Organ Sonata No.1 in D minor, Op.42
Solomon – Arrival of the Queen of Sheba [transcription]
Variations on a Theme of Herbert Howells, Op.87
Trio-Sonata in C, BWV529
Orb and Sceptre – Coronation March [transcription]
Christopher Herrick (Chapel Royal organ)
Reviewed by: Alan Sanders
Reviewed: 19 March, 2014
Venue: Hampton Court Palace, London Borough of Richmond upon Thames
The first surprise was a Sonata by Alexandre Guilmant (1837-1911), who was organist successively at Paris’s St Sulpice, Notre Dame and finally La Trinité, where he reigned for 30 years. Guilmant’s style, as evidenced here, does not seem particularly French – it is very much of the mid-nineteenth-century, and shades of Mendelssohn are not too far in the background. But the work’s bold, arresting opening immediately tells the listener that Guilmant’s is an individual voice: his invention is imaginative, skilfully realised and clearly conveyed. The first movement enjoys a reflective middle section to contrast effectively with the surrounding bravura, and is followed by a charming and quiet second, played with great affection by Herrick, who then responded with alacrity to the demands of the finale, with its mainly toccata-like brilliance.
The transcription of Handel’s ‘Arrival of the Queen of Sheba’, by an unknown hand, successfully suggested the original scoring for two oboes and strings, and it was followed by Toccata by the New York-based organist John Weaver (born 1937). This cheerful piece fell easily on the ear and held interest through some intriguing rhythmic devices, skilfully brought to life by Herrick. Derek Bourgeois (born 1941) has written no less than 92 Symphonies and many other works. He was present to hear and acknowledge the enthusiastic applause for his Variations, composed on a theme written by his composition tutor Herbert Howells. Here was another mainly outgoing work that could easily be taken pleasure from, with contrasting episodes and a majestic finale. The Bach Trio-Sonata provided an entirely different experience, Herrick conveying its spiritual and intellectual nature with searching insight.
The final work, Walton’s Orb and Sceptre, written for Queen Elizabeth II’s 1953 Coronation, was played in a transcription apparently contributed to by more than one musician, including the present performer.

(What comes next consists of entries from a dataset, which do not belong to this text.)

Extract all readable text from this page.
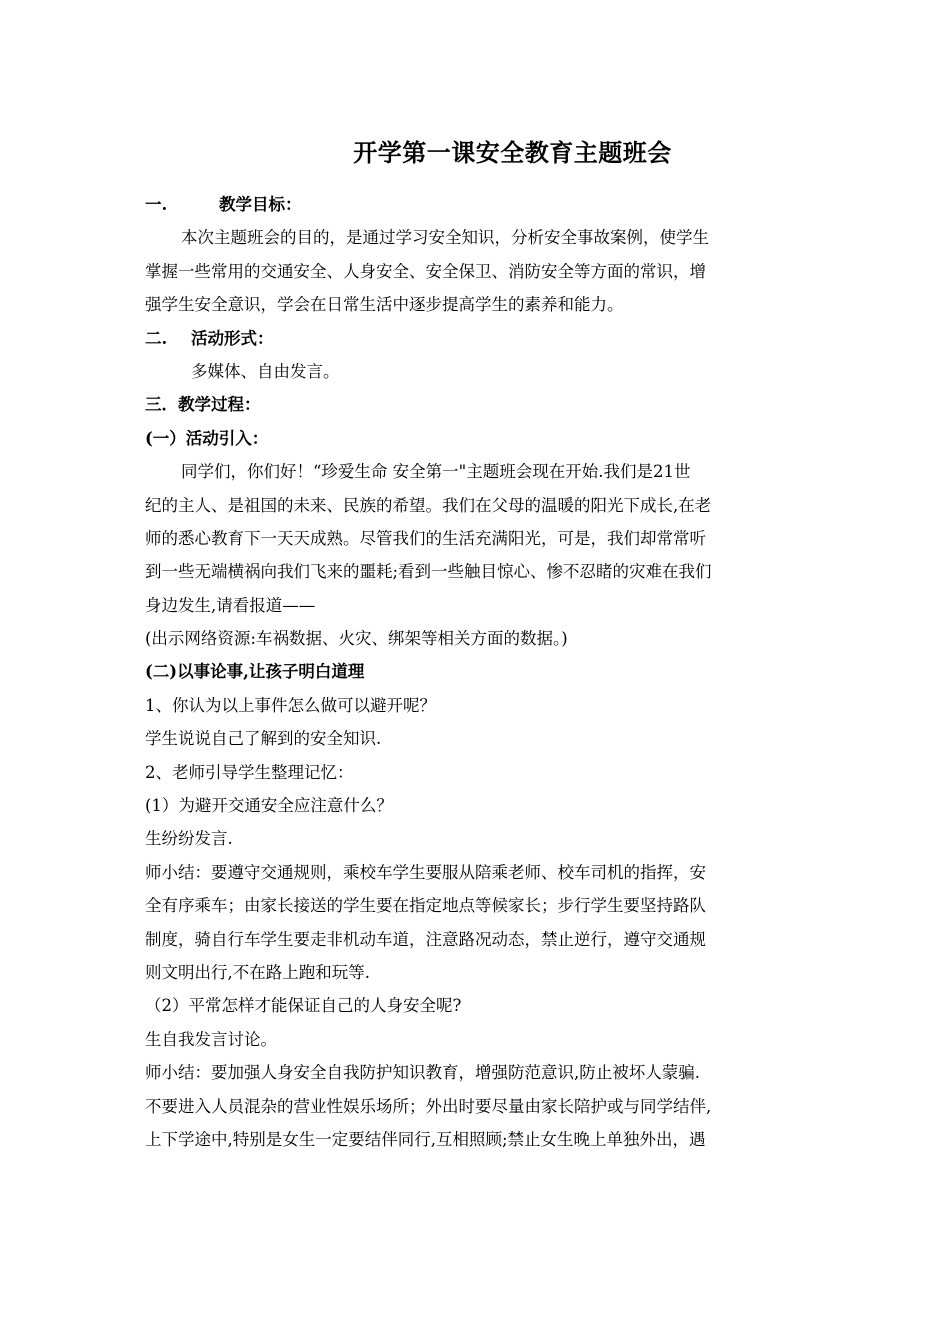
开学第一课安全教育主题班会
一.	教学目标：
本次主题班会的目的，是通过学习安全知识，分析安全事故案例，使学生
掌握一些常用的交通安全、人身安全、安全保卫、消防安全等方面的常识，增
强学生安全意识，学会在日常生活中逐步提高学生的素养和能力。
二. 活动形式：
多媒体、自由发言。
三．教学过程：
(一）活动引入：
同学们，你们好！“珍爱生命 安全第一"主题班会现在开始.我们是21世
纪的主人、是祖国的未来、民族的希望。我们在父母的温暖的阳光下成长,在老
师的悉心教育下一天天成熟。尽管我们的生活充满阳光，可是，我们却常常听
到一些无端横祸向我们飞来的噩耗;看到一些触目惊心、惨不忍睹的灾难在我们
身边发生,请看报道——
(出示网络资源:车祸数据、火灾、绑架等相关方面的数据。)
(二)以事论事,让孩子明白道理
1、你认为以上事件怎么做可以避开呢？
学生说说自己了解到的安全知识.
2、老师引导学生整理记忆：
(1）为避开交通安全应注意什么？
生纷纷发言.
师小结：要遵守交通规则，乘校车学生要服从陪乘老师、校车司机的指挥，安
全有序乘车；由家长接送的学生要在指定地点等候家长；步行学生要坚持路队
制度，骑自行车学生要走非机动车道，注意路况动态，禁止逆行，遵守交通规
则文明出行,不在路上跑和玩等.
（2）平常怎样才能保证自己的人身安全呢?
生自我发言讨论。
师小结：要加强人身安全自我防护知识教育，增强防范意识,防止被坏人蒙骗.
不要进入人员混杂的营业性娱乐场所；外出时要尽量由家长陪护或与同学结伴,
上下学途中,特别是女生一定要结伴同行,互相照顾;禁止女生晚上单独外出，遇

Originally scored for large orchestra, it isn’t a piece that sits naturally on the organ, and the great difficulties that face the player were apparent here in a slow basic tempo and a good few hesitations when the going became particularly sticky. As an encore Herrick announced that he would play a “silly piece”, written for him by the Norwegian pianist and organist Mons Leidvin Takle. Full of self-mocking fun, its virtuosic nature, brilliantly conveyed by Herrick, brought the evening to a suitably rousing end. On his website, Herrick can be seen playing the Takle and Bourgeois pieces.